From the beginning, St. Augustine lived under the threat of British attack. In 1672 they began work on the still-standing Castillo de San Marcos, a fort made of coquina, or shellstone, a malleable material with an impressive ability to absorb cannon fire. In the next century they completed Fort Matanzas, a smaller structure, to guard the southern route to the city.
Their strongholds didn’t save them. During the Seven Years War in the 1760s the British seized Havana, forcing Spain to cede Florida for its return. The occupation was short-lived: The Spanish regained Florida at the end of the American Revolution, in the Treaty of Paris.

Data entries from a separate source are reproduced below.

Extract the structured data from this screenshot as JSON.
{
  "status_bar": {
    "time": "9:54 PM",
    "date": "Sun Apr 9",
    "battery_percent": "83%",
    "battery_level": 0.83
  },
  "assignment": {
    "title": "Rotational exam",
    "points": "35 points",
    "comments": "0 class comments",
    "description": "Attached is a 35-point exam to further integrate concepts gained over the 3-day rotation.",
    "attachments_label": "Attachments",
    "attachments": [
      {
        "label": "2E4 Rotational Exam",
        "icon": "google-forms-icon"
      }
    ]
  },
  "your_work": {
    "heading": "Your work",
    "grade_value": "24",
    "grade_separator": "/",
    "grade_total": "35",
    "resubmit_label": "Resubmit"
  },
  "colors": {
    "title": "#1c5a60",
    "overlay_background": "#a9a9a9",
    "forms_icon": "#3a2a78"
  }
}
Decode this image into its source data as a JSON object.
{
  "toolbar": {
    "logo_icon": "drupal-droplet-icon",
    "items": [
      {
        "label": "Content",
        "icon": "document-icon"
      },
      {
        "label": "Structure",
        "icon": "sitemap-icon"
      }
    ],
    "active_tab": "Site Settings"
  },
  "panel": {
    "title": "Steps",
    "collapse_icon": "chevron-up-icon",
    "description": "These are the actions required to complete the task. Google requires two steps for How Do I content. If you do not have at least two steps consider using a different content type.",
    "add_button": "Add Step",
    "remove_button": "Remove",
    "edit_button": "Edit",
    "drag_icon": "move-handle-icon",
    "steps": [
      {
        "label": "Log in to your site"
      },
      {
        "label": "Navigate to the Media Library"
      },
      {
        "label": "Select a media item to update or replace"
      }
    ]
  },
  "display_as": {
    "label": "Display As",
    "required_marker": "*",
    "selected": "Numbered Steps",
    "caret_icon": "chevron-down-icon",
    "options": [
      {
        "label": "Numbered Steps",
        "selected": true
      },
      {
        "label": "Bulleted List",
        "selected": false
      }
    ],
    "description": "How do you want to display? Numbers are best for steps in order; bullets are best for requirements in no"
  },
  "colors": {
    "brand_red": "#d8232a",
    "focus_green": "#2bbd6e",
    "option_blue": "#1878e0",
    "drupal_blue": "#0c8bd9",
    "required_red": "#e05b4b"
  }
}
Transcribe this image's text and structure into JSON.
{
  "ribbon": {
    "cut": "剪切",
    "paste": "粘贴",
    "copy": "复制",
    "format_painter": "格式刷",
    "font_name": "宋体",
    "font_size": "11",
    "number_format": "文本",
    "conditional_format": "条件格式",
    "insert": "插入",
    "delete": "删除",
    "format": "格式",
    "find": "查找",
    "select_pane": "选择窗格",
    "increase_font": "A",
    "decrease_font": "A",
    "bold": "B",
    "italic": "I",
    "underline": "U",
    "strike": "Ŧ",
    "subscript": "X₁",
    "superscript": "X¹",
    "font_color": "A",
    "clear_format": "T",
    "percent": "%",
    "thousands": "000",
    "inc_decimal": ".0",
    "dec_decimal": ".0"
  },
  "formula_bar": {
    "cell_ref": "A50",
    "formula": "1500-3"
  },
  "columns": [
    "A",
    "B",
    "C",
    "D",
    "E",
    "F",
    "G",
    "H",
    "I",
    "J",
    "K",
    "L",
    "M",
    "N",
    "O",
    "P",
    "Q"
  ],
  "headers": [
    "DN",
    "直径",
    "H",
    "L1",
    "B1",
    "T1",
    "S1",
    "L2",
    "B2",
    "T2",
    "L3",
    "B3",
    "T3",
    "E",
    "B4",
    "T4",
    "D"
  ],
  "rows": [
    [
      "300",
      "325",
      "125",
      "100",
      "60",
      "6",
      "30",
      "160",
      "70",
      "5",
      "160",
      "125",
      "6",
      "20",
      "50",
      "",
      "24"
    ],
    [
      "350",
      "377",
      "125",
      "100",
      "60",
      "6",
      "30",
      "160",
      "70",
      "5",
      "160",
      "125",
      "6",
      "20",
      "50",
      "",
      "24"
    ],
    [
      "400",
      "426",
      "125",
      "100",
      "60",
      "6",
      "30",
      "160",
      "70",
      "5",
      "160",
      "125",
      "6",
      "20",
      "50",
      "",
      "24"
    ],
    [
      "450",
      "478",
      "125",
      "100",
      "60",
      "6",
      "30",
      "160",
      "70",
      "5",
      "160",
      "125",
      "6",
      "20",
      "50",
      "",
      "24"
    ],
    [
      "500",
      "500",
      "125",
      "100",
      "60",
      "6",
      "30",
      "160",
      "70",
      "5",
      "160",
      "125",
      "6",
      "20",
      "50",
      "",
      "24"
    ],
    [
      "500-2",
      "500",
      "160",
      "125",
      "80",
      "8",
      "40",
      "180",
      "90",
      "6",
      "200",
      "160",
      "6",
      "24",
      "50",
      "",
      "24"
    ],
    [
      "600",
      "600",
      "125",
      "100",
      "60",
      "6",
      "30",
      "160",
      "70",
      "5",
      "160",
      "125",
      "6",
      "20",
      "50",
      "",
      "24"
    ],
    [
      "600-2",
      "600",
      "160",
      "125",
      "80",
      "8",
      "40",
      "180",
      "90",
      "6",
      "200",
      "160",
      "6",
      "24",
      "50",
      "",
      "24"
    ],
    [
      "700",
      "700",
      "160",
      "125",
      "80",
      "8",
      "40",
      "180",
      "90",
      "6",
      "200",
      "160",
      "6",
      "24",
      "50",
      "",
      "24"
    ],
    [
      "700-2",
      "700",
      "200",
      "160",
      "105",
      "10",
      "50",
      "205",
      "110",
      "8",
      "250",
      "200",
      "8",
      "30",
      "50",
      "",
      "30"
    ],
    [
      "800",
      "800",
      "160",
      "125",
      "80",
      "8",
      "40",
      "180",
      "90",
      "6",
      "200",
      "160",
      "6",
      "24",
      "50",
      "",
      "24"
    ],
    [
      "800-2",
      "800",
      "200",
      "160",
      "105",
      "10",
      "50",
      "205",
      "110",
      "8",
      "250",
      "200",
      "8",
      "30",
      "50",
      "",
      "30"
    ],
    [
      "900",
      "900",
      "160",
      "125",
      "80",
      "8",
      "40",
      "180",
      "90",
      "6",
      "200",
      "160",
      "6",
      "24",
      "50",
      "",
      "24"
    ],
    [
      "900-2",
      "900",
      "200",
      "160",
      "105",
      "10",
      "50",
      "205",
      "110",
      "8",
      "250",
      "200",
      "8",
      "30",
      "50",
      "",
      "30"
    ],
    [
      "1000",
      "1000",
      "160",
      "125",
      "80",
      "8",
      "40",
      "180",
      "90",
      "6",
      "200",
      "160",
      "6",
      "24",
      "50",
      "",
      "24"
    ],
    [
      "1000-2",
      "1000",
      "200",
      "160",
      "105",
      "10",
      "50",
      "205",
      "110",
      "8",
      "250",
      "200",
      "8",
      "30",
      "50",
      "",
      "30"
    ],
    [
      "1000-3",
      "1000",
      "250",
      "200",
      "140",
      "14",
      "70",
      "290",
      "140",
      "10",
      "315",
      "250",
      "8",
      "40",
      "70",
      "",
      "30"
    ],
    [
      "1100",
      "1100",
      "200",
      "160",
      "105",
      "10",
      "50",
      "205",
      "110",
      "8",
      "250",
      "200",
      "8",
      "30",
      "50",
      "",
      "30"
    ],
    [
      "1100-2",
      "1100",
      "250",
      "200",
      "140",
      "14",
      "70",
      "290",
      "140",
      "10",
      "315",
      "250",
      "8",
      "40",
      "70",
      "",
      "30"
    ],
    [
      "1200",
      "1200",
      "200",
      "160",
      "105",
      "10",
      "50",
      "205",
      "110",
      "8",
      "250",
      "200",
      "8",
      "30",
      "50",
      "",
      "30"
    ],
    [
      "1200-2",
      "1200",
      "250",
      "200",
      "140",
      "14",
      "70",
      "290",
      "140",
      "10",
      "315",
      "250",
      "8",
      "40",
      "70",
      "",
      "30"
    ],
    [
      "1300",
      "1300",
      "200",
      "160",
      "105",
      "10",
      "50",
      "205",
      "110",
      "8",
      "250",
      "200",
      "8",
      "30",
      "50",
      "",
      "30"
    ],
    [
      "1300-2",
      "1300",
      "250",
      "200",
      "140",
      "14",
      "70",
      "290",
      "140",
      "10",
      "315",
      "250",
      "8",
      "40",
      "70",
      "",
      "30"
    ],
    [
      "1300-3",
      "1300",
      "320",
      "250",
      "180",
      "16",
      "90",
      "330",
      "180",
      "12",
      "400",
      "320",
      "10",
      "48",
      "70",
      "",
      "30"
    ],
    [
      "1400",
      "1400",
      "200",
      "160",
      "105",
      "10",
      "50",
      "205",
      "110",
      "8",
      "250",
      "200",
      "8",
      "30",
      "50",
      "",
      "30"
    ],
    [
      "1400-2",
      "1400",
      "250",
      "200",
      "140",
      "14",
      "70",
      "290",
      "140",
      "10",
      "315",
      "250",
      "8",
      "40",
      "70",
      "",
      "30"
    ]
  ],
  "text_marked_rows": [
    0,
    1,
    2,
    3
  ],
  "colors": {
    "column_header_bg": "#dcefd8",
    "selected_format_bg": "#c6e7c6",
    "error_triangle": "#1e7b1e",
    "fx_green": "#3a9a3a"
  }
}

But over the coming decades their control weakened, and in the early 19th century the crown finally wearied of its problematic peninsula. With the Americans poised to run them out anyway, Spain handed over Florida to the U.S. in the 1819 Treaty of Adams-Onis, and the U.S. took on the $5 million debt associated with the colony. With that, the land switched hands for the last time.
Of course, long before Europeans began bickering over their squalid coastal settlements, Native American societies had risen and fallen across the continent for millennia. St. Augustine itself overlays the Timucua village of Seloy. And in a different sense the Mississippian complex of Cahokia — with its monumental earthen mounds and a population of perhaps 20,000 in the centuries preceding Columbus — deserves the distinction of America’s “oldest city.”
In the decades after its annexation, Florida emerged as the tourism hub it remains today, drawing snowbirds from the northern states. To foster that trend, the entrepreneurs of St. Augustine embellished its heritage to “entertain the visitors,” Parker says.
One such embellishment was Juan Ponce de Leon’s fabled quest for the fountain of youth, a beloved tale with little grounding in reality. The first Spaniard to set foot on La Florida (the name he gave the region), Ponce de Leon never once mentioned restorative waters when writing of his voyages. His ambitions were worldly: land, gold and prestige.
But the myth persists, and a long-standing tourist attraction in St. Augustine bears the name Fountain of Youth Archaeological Park. “It’s a town that markets itself for its history,” Parker says. “It’s an economic engine.”
For many, she added, their cultural heritage is just as personal as it is commercial. Plenty of residents stand squarely in one camp of an esoteric disagreement over Ponce de Leon’s true landing site, claiming it to be 30 degrees 8 minutes north (the latitudinal reading for their city). Based on the Spaniard’s own account, they’re correct. But in 1990 a Florida sailor, retracing the 16th century course, landed at 28 degrees north, on Melbourne Beach. To the residents of St. Augustine, such disputes matter.
Whatever the truth, “it’s a place where people feel strongly about history,” Francis says, adding that they’re still shaping that history. “It’s not a museum, it’s an organic place. It changes over time. People are part of this fabric that you see when you look at any period of St. Augustine.”